Bring your own bag to LaVerde’s, Shaws or pay extra

A ban on single-use plastic bags took effect in Cambridge on Thursday, March 31.

Under the “Bring Your Own Bag Ordinance,” stores are no longer allowed to give out free plastic bags at checkout. Instead, customers must either bring their own reusable bags or purchase bags from the store. Businesses are required to charge at least ten cents plus sales tax for these bags, and the bags must be either reusable, paper, or compostable. However, some types of bags will be exempt from the ordinance, including produce bags, laundry bags, dry-cleaner and newspaper bags, and bags used to wrap meat or frozen foods.

The ban, which was passed in March of last year, affects businesses that MIT students frequent, such as Shaws, LaVerde’s, and HMart.

The UA Sustainability Committee “very much supports the ban,” wrote Becca A. Sugrue ’17 in an email to The Tech.

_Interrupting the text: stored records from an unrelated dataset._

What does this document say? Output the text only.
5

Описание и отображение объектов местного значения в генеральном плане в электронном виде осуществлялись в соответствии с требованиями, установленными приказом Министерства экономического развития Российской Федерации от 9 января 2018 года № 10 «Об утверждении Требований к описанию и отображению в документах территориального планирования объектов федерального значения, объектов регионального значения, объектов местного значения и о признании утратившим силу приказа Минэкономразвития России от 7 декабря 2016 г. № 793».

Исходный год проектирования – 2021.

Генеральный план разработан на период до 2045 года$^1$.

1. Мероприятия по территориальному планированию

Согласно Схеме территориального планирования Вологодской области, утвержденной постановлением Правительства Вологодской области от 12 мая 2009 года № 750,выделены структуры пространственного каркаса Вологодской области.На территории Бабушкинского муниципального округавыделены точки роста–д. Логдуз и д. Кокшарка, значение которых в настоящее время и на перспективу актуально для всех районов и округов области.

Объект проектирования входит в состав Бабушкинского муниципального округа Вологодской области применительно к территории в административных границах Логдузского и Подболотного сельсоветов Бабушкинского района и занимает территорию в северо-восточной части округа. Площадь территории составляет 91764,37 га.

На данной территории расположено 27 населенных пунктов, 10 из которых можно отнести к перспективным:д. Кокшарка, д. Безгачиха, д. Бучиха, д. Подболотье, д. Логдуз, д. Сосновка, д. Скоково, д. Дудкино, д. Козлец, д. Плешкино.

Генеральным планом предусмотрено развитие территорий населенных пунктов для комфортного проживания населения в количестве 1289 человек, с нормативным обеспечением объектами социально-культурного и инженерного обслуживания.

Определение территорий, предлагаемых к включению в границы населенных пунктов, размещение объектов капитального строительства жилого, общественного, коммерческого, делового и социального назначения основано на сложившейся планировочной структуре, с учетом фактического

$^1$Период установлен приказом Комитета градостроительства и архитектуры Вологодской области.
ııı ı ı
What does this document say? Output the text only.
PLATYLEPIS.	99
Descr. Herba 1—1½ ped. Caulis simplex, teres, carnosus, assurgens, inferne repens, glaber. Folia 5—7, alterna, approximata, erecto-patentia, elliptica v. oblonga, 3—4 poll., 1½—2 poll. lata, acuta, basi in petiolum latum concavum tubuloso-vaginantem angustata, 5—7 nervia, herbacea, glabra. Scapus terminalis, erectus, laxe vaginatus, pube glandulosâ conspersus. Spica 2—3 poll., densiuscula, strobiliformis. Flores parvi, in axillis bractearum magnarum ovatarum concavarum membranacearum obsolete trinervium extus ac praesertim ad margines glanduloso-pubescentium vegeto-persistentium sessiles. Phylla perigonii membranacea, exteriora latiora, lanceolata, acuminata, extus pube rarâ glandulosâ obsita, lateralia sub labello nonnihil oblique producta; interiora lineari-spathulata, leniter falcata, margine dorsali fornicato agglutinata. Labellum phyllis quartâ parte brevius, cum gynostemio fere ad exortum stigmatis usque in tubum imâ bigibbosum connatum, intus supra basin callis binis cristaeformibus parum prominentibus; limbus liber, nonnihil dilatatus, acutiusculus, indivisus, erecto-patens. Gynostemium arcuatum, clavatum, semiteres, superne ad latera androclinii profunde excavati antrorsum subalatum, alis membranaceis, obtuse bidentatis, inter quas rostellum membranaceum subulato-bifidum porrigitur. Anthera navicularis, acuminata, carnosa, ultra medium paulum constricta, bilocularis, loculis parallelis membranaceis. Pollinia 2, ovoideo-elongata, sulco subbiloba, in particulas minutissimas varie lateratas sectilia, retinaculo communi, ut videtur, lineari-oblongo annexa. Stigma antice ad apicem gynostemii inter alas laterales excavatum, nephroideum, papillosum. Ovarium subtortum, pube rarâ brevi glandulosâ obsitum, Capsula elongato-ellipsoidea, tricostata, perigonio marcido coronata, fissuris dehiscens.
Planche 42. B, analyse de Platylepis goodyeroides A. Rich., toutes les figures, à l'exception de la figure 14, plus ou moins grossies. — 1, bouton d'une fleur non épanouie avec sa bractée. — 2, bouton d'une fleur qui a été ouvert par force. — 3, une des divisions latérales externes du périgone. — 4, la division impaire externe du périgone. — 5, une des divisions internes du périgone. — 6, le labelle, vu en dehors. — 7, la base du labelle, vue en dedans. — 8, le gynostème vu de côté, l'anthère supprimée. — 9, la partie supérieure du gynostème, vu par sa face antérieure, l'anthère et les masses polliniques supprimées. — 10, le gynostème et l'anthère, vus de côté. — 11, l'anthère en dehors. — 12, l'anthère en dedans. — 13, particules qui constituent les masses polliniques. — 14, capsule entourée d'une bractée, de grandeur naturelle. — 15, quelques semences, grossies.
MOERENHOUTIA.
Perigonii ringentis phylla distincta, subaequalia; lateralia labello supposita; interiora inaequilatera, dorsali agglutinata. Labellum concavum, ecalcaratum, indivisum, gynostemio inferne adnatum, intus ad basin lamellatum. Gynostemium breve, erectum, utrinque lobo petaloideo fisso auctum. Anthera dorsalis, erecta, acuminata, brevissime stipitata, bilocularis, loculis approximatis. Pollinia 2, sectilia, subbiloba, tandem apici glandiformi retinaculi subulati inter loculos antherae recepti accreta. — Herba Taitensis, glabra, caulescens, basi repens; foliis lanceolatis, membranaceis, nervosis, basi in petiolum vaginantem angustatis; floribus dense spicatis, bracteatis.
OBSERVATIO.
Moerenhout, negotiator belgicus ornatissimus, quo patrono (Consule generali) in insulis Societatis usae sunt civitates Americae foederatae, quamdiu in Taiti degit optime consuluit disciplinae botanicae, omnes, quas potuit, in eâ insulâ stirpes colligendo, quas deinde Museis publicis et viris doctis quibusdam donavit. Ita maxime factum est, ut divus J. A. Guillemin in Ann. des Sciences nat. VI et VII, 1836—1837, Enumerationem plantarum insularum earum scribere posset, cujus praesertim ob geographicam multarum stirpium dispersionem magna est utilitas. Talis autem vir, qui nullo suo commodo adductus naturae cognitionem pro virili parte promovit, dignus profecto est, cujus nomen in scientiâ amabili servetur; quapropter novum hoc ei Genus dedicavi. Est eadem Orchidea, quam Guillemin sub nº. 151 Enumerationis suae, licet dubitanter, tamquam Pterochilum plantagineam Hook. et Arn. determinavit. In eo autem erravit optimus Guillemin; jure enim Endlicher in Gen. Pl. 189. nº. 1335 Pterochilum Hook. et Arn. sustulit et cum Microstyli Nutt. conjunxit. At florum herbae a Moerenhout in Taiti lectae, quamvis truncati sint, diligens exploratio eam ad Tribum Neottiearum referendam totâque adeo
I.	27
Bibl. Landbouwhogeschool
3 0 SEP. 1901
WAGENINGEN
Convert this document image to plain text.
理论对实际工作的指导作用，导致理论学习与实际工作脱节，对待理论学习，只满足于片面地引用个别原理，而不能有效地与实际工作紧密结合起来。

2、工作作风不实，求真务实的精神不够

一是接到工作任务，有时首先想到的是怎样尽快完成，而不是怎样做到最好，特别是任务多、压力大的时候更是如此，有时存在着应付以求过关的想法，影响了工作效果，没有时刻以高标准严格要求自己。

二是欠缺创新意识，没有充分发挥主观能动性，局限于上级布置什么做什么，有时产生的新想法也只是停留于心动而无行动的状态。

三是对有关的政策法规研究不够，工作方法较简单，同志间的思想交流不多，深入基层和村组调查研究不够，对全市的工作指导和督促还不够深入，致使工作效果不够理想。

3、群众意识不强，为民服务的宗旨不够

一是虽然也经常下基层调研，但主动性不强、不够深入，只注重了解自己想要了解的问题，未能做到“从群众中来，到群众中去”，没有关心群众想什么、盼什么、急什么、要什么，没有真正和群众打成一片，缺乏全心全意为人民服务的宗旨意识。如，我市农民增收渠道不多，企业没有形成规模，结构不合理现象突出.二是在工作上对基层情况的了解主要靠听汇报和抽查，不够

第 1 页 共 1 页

They hope it will spark interest in additional environmental bans, particularly a ban on styrofoam. They are currently working with the MIT Department of Facilities and the Graduate Student Council to reduce styrofoam use on campus and promote reusable foodware and compostables.

Last winter, in preparation for the ban, MIT Facilities’ Recycling Office led a reusable bag drive on campus with the goal of collecting 10,000 bags to donate to the city of Cambridge.

Cambridge is the largest city in Massachusetts thus far to have passed a ban on plastic bags. The city’s website says that the purpose of the ban is “to protect the marine environment, advance solid waste reduction, reduce greenhouse gas emissions and protect waterways.”

—Emma Bingham

1 Comment
bigbagger about 7 years ago

What is this supposed to accomplish, and how will anyone measure if it does?

What about negative environmental consequences, such as making it harder to take groceries home by bicycle, and causing people to buy trash bags instead of reusing supermarket plastic bags?